What should I do, as an employee, to avoid or resolve religious conflicts at work? What can I do if I am being discriminated against or denied an accommodation for my religious practices? Does my employer, or prospective employer have a responsibility to provide me with an accommodation, when they reasonably know I need one, even if I did not ask for one? Can my employer prevent me from taking off on religious holidays or my day of worship? What if workers with more seniority already have my day of worship off? I think I was retaliated against because I asked for religious accommodations. In a recent job interview, the employer asked if I could work Thursday through Sunday each week. I told my supervisor that I need Saturday off for religious reasons, but he doesn't believe me and started asking all kinds of personal questions about my religious beliefs. Beyond this, employers must also take steps to prevent religious discrimination from other employees as well.
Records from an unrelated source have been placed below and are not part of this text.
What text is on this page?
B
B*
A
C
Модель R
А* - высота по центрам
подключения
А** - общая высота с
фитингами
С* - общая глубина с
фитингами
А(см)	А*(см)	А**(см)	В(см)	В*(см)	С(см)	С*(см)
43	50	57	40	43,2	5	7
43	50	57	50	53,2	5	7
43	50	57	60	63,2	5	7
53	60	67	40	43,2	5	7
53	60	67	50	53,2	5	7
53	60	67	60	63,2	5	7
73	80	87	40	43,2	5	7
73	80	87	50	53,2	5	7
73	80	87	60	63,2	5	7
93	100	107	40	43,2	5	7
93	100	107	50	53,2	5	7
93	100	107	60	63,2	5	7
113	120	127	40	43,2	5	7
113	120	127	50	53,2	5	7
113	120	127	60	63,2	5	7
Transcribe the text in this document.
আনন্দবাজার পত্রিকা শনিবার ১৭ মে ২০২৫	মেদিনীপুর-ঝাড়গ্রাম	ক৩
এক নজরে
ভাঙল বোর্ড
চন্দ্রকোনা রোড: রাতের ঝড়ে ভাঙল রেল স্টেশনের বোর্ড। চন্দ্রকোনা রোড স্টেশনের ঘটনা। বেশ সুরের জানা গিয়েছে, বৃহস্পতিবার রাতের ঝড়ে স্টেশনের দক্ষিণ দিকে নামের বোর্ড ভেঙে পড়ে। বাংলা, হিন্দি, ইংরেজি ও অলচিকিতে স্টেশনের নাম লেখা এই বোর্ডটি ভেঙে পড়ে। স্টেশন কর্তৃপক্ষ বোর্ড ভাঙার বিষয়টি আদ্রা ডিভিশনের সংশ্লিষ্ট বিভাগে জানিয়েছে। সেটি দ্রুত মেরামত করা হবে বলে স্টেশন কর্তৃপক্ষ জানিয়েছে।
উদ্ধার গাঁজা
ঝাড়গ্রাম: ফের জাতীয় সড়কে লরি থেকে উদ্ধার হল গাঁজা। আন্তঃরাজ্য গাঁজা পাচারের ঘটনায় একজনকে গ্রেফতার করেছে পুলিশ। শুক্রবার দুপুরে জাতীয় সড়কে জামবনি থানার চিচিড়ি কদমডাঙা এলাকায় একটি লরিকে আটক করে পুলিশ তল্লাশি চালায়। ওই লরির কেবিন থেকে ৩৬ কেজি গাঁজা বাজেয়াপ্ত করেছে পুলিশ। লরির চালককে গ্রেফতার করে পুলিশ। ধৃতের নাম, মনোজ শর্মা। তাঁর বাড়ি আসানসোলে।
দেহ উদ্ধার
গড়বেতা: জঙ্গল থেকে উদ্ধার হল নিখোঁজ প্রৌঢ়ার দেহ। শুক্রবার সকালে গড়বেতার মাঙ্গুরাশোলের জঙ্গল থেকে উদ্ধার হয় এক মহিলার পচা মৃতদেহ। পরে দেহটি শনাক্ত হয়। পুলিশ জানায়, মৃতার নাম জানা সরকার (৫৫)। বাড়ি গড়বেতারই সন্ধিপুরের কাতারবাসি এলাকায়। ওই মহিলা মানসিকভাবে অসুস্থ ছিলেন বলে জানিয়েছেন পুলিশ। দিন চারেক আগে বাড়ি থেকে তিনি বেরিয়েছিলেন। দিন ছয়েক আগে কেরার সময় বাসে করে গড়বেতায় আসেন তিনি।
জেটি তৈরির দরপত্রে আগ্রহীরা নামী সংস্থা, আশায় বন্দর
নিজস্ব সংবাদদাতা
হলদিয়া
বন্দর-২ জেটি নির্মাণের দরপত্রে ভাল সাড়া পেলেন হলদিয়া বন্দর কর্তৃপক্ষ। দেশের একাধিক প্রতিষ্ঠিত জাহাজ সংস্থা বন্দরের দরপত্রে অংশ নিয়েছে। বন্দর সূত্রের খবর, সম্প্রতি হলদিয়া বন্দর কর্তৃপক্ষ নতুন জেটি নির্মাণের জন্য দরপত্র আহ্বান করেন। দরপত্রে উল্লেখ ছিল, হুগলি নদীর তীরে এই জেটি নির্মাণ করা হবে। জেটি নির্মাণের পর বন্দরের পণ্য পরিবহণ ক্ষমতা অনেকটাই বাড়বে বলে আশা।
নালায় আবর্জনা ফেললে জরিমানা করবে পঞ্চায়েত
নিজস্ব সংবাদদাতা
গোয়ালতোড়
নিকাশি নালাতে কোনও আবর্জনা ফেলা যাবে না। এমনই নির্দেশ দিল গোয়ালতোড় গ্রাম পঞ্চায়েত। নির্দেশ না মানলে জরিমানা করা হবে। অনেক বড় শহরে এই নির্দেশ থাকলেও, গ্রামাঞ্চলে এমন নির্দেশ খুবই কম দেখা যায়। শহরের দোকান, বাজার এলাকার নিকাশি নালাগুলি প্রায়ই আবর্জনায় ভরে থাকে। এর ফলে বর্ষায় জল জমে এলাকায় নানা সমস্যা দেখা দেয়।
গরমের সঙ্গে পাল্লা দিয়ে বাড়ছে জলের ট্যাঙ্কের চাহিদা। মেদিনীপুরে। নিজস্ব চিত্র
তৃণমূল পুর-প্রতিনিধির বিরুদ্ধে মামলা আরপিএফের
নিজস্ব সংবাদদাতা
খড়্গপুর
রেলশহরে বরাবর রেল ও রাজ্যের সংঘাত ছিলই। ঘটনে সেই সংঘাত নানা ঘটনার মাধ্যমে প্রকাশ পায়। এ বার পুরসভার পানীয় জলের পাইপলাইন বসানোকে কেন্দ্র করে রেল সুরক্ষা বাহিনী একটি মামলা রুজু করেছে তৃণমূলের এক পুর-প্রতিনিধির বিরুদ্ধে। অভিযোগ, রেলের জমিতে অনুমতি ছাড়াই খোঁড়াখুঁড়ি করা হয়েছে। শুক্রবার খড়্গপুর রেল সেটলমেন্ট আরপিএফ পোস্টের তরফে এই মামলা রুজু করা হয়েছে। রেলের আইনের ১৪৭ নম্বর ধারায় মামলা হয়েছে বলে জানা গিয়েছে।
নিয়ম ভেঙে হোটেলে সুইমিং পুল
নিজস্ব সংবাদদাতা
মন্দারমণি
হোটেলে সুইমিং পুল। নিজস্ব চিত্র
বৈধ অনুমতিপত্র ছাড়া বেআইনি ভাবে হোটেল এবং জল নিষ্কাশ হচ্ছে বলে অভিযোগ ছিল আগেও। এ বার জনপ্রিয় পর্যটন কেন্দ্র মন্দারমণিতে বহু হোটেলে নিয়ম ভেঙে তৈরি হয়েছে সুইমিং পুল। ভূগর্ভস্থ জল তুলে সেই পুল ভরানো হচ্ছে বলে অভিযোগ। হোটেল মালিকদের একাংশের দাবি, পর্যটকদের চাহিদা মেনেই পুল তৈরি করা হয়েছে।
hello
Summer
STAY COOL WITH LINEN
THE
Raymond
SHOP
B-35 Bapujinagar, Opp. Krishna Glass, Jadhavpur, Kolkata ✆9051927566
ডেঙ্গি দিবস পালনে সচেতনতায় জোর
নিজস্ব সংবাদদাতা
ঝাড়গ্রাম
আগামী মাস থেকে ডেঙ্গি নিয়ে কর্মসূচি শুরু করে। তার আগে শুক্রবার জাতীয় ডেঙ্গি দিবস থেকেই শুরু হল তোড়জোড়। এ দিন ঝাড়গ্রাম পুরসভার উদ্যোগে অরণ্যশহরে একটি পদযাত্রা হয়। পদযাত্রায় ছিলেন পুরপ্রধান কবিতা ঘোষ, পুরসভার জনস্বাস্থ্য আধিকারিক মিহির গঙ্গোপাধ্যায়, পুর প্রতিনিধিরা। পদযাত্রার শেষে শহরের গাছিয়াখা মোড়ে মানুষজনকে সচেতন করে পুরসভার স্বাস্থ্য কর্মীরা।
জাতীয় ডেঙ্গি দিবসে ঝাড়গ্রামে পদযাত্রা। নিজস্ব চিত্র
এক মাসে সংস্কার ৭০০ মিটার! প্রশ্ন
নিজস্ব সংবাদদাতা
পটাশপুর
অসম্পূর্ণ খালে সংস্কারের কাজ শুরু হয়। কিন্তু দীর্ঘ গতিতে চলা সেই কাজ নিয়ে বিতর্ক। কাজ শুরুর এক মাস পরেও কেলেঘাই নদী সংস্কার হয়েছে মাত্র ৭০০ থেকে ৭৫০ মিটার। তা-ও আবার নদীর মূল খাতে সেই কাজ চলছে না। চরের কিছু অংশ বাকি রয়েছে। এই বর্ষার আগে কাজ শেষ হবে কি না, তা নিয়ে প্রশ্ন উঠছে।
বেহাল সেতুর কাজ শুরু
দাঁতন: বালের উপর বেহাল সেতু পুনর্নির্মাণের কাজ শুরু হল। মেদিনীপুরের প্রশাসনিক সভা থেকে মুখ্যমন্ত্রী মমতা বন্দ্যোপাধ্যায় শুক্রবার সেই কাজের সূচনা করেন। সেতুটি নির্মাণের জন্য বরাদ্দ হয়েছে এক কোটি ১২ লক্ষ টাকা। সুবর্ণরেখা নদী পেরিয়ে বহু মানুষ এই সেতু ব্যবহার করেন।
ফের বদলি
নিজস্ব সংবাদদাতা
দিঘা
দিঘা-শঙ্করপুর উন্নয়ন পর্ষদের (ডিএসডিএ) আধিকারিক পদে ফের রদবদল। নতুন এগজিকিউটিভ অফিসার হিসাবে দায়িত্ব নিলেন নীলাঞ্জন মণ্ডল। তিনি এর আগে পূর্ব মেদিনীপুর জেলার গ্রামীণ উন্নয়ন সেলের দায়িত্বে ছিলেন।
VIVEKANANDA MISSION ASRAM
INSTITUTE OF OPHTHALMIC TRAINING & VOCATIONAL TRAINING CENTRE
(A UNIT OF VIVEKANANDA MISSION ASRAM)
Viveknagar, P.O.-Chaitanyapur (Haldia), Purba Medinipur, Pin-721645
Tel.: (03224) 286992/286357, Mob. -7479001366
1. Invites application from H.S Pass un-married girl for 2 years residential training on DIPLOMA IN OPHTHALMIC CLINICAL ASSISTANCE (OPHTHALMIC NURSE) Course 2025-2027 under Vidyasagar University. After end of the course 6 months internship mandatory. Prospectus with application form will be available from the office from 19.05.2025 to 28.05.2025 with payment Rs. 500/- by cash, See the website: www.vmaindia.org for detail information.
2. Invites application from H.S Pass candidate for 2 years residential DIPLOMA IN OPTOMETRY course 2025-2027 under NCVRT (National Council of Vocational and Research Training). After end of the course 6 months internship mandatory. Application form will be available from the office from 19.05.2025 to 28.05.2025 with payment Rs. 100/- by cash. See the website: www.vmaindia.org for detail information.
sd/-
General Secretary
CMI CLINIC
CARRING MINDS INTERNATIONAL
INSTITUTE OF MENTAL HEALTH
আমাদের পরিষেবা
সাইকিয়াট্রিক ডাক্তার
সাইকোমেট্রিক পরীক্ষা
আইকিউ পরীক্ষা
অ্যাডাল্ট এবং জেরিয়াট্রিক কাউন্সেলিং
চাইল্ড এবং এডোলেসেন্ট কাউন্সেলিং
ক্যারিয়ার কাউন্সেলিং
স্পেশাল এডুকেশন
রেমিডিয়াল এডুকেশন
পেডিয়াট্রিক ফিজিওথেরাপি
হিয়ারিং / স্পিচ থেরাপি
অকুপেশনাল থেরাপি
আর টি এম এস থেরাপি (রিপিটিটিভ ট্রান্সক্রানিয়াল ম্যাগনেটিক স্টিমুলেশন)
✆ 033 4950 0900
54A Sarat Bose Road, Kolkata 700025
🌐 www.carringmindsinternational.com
For example, many facilities allow Jewish employees paid time off for Rosh Hashanah and Yom Kippur.
Companies that do not allow paid time off for religious holidays typically make it possible for employees to observe these holidays without loss of pay by arranging for time off in some other way.
Employers must reasonably accommodate employees' sincerely held religious beliefs or practices unless doing so would impose an undue hardship on the employer.
A reasonable religious accommodation is any adjustment to the work environment that will allow the employee to practice his religion.